I remember putting a Capo on a six string and trying to play my gCEA tuning. I wanted the big sound and big body of a full size guitar but I was limited by playing so far up the neck I lost interest pretty quickly. Like so many others, I lept to a Baritone uke before finally migrating to my destination, Tenor Guitars. That’s where I found my home.

I had been asked if the 265 could be strung with Nylon and tuned like a baritone. That was an easy transition and absolutely they can be without hunting for specific strings or custom order sets. Simply grab for favorite Nylon guitar strings and go for it. I used a set of D’Addario Folk stings right out of the package in this video.
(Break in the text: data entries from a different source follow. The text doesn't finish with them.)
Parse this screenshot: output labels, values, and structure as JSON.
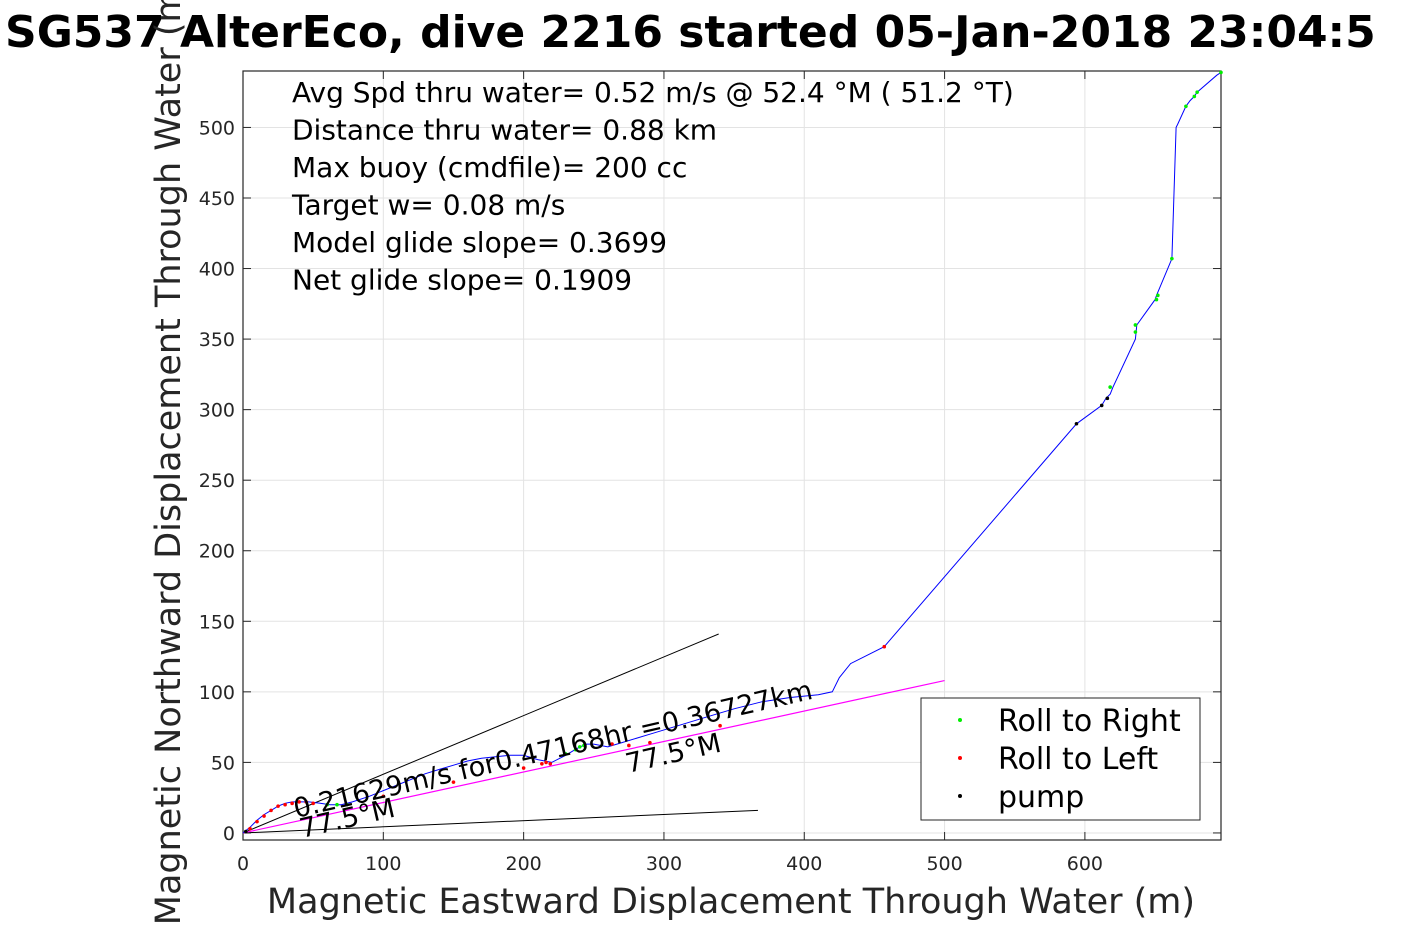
{
  "chart_data": {
    "type": "scatter",
    "title": "SG537 AlterEco, dive 2216 started 05-Jan-2018 23:04:5",
    "xlabel": "Magnetic Eastward Displacement Through Water (m)",
    "ylabel": "Magnetic Northward Displacement Through Water (m)",
    "xlim": [
      0,
      697
    ],
    "ylim": [
      -5,
      540
    ],
    "xticks": [
      0,
      100,
      200,
      300,
      400,
      500,
      600
    ],
    "yticks": [
      0,
      50,
      100,
      150,
      200,
      250,
      300,
      350,
      400,
      450,
      500
    ],
    "grid": true,
    "legend_position": "bottom-right",
    "info_lines": [
      "Avg Spd thru water=  0.52 m/s @  52.4 °M ( 51.2 °T)",
      "Distance thru water=  0.88 km",
      "Max buoy (cmdfile)= 200 cc",
      "Target w= 0.08 m/s",
      "Model glide slope= 0.3699",
      "Net glide slope= 0.1909"
    ],
    "annotations": {
      "speed": "0.21629m/s for0.47168hr =0.36727km",
      "heading_upper": "77.5°M",
      "heading_lower": "77.5°M"
    },
    "colors": {
      "track": "#0000ff",
      "course_line": "#ff00ff",
      "roll_right": "#00ee00",
      "roll_left": "#ff0000",
      "pump": "#000000"
    },
    "series": [
      {
        "name": "track",
        "x": [
          0,
          5,
          10,
          15,
          20,
          25,
          30,
          35,
          40,
          47,
          55,
          62,
          70,
          78,
          90,
          100,
          110,
          120,
          130,
          140,
          150,
          160,
          170,
          180,
          190,
          200,
          210,
          220,
          230,
          235,
          240,
          245,
          250,
          260,
          270,
          290,
          310,
          330,
          350,
          370,
          390,
          410,
          420,
          425,
          433,
          457,
          594,
          612,
          615,
          618,
          620,
          636,
          637,
          650,
          651,
          662,
          665,
          666,
          672,
          675,
          678,
          680,
          694,
          697
        ],
        "y": [
          0,
          4,
          9,
          13,
          16,
          19,
          21,
          22,
          22,
          22,
          21,
          20,
          20,
          22,
          26,
          30,
          34,
          38,
          42,
          45,
          48,
          51,
          53,
          54,
          55,
          55,
          52,
          50,
          55,
          58,
          61,
          63,
          63,
          61,
          64,
          70,
          76,
          82,
          88,
          93,
          96,
          98,
          100,
          110,
          120,
          132,
          290,
          303,
          308,
          311,
          316,
          350,
          360,
          378,
          381,
          407,
          500,
          502,
          515,
          519,
          522,
          525,
          537,
          539
        ]
      },
      {
        "name": "Roll to Right",
        "x": [
          60,
          67,
          74,
          230,
          237,
          240,
          243,
          618,
          636,
          636,
          651,
          652,
          662,
          672,
          678,
          680,
          697
        ],
        "y": [
          20,
          20,
          20,
          56,
          59,
          61,
          62,
          316,
          355,
          360,
          378,
          381,
          407,
          515,
          522,
          525,
          539
        ]
      },
      {
        "name": "Roll to Left",
        "x": [
          5,
          10,
          15,
          20,
          25,
          30,
          35,
          40,
          45,
          50,
          100,
          150,
          200,
          213,
          216,
          219,
          263,
          275,
          290,
          340,
          457
        ],
        "y": [
          3,
          8,
          12,
          16,
          19,
          20,
          21,
          22,
          22,
          21,
          26,
          36,
          46,
          49,
          50,
          49,
          63,
          62,
          64,
          76,
          132
        ]
      },
      {
        "name": "pump",
        "x": [
          2,
          594,
          612,
          616
        ],
        "y": [
          1,
          290,
          303,
          308
        ]
      }
    ],
    "guide_lines": [
      {
        "x": [
          0,
          339
        ],
        "y": [
          0,
          141
        ]
      },
      {
        "x": [
          0,
          367
        ],
        "y": [
          0,
          16
        ]
      },
      {
        "x": [
          0,
          500
        ],
        "y": [
          0,
          108
        ]
      }
    ]
  }
}
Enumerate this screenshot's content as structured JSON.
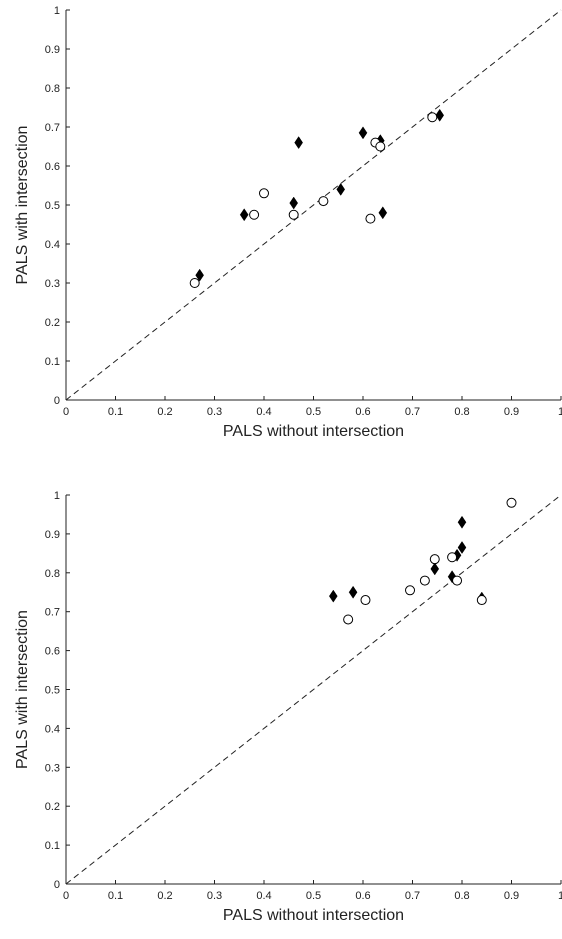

With that video posted and questions answered, I opened a real can of worms. Can a Craven Archtop Tenor Guitar ( or the 265 Shari Ulrich Songbird ) be strung and tuned in gCEA like a Concert or smaller Ukulele OR would it have to be tuned DGBE and played with a Capo like a 6 string? Well, I took to the test rather than simply saying, ” Ya, sure!”

I quickly found with the right set of strings, I could play our FULL SIZE, FULL BODIED archtops in good old ukulele tuning. Is that big? Well, I guess that’s all about perspective. If you are comfortable playing gCEA ukulele tuning but you’re ready to move up to something bigger than a concert size AND you don’t want to learn baritone cord structures, a Craven Tenor Guitar can embrace your goals. Go full size, Go Electric, Go Acoustic, You can make the transition from your small Ukulele to a full size guitar.

This just adds to the wonder that Tenor guitars are. Diverse, welcoming and able to keep up to you as your skills and interests change. The key thing is to start with an heirloom quality guitar that’ll grow with you, a guitar you’ll keep and enjoy rather than one that will get swapped out, hidden in the closet, or forgotten about.